Many companies have a large part of their equity and debt tied up in their operational real estate assets. In a Sale-Leaseback, a company sells its real estate to a long-term investor and simultaneously enters into a long-term (15+ years) lease for the property sold. In doing so, the company extracts 100% of the property’s value and converts an otherwise illiquid asset into working capital to invest in its core business, while maintaining full operational control of the real estate.
A Sale-Leaseback needs a specialist long-term investor, as it is more like a long-term partnership. It is not the domain of normal real estate investors that maybe have 5 to 10 year horizons. PrimoRE can help access a variety of these capital sources depending on the specifics of the real estate typology, the underlying business and the dimension of both the deal size and the operating company.
Sale-Leaseback specialists look for long-term successful partnerships. Whilst in the US these investors dominate the real estate landscape for operational assets, In Italy, historically these investors have never been particularly active, this is down to two main reasons that have over time, ceased to remain true:
The first is that Finance Leases used to be the prevalent way for companies to finance operational assets, the tax advantages used to outweigh the concept that you could only cover say 70% of the value of the property.
The second was the tradition of "relationship" banking in Italy that meant that large successful companies were given access to liquidity by their banks even for non-core activities and at very attractive rates. In addition the relationship aided an embellished valuation such that 100% of the value of was extracted.
This landscape has now changed, Finance Leases are now out of fashion. For various structural and macro reasons Banks must make their loan book work harder. In addition, they have too many NPLs so will never again risk inflating values. On the flip-side, companies themselves want to keep their debt low and anchored to higher yielding core business activities.
Sale-Leaseback specialists tend to prefer companies in Italy that are either retail orientated or have a large component of their sales coming from exports. The operational asset definition is the key, as they can include production facilities which non-specialist investors would never consider.
Why a Sale-Leaseback?
Unlock the full 100% market value of otherwise illiquid real estate assets;
Reinvest the cash realized from the Sale-Leaseback into the core business operations that should yield better than real estate;
Retain full operational control of the real estate;
Benefit from 100% deductibility of rental payments rather than being subject to interest limitations for traditional debt as defined by tax laws.

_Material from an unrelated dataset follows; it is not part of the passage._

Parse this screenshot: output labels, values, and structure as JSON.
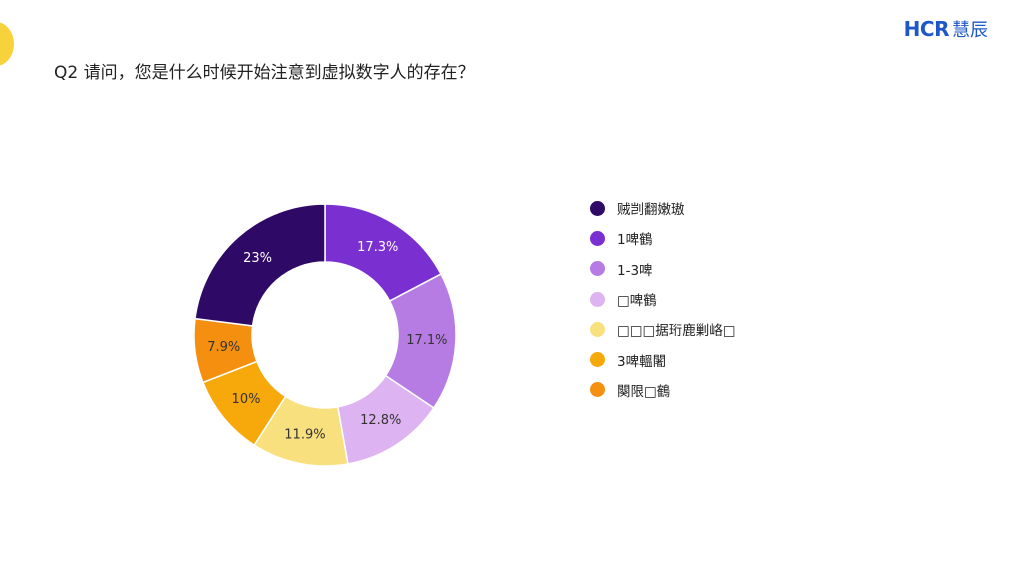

Sale-Leasebacks are a good way to finance operations when debt is scarce and diluting equity is not an option. Traditional mortgage refinancing today may only release between 50% and 60% of the asset value, a Sale-Leaseback allows for the extraction of 100% of a property's value.
A company’s core business should have a higher yield than real estate. Therefore, by investing the proceeds of a Sale-Leaseback into the business, the return on capital improves and your company's equity works harder!
There may be tax arguments that support renting in favour of owning the space a company operates from. Firstly, rent is a tax deductible expense. Secondly, accounting practice requires core operational real estate to be kept at book value in the balance sheet, which can differ from market value.
Many SMEs in Italy traditionally moved their operational assets into a sort of family pension fund outside of the operational business. These families now understand that it is better to have that equity in diversified assets that are more liquid.
Sale-Leasebacks allow companies to maintain full operational control of the real estate. A Sale-Leaseback transaction can be structured in such a way that, with the exception of paying rent, it will have no impact on the company’s operations or long-term strategy. These transactions are subject to a careful due diligence to ensure key elements of the transaction such as rental level are market-proof, to the mutual, long-term benefit of both parties.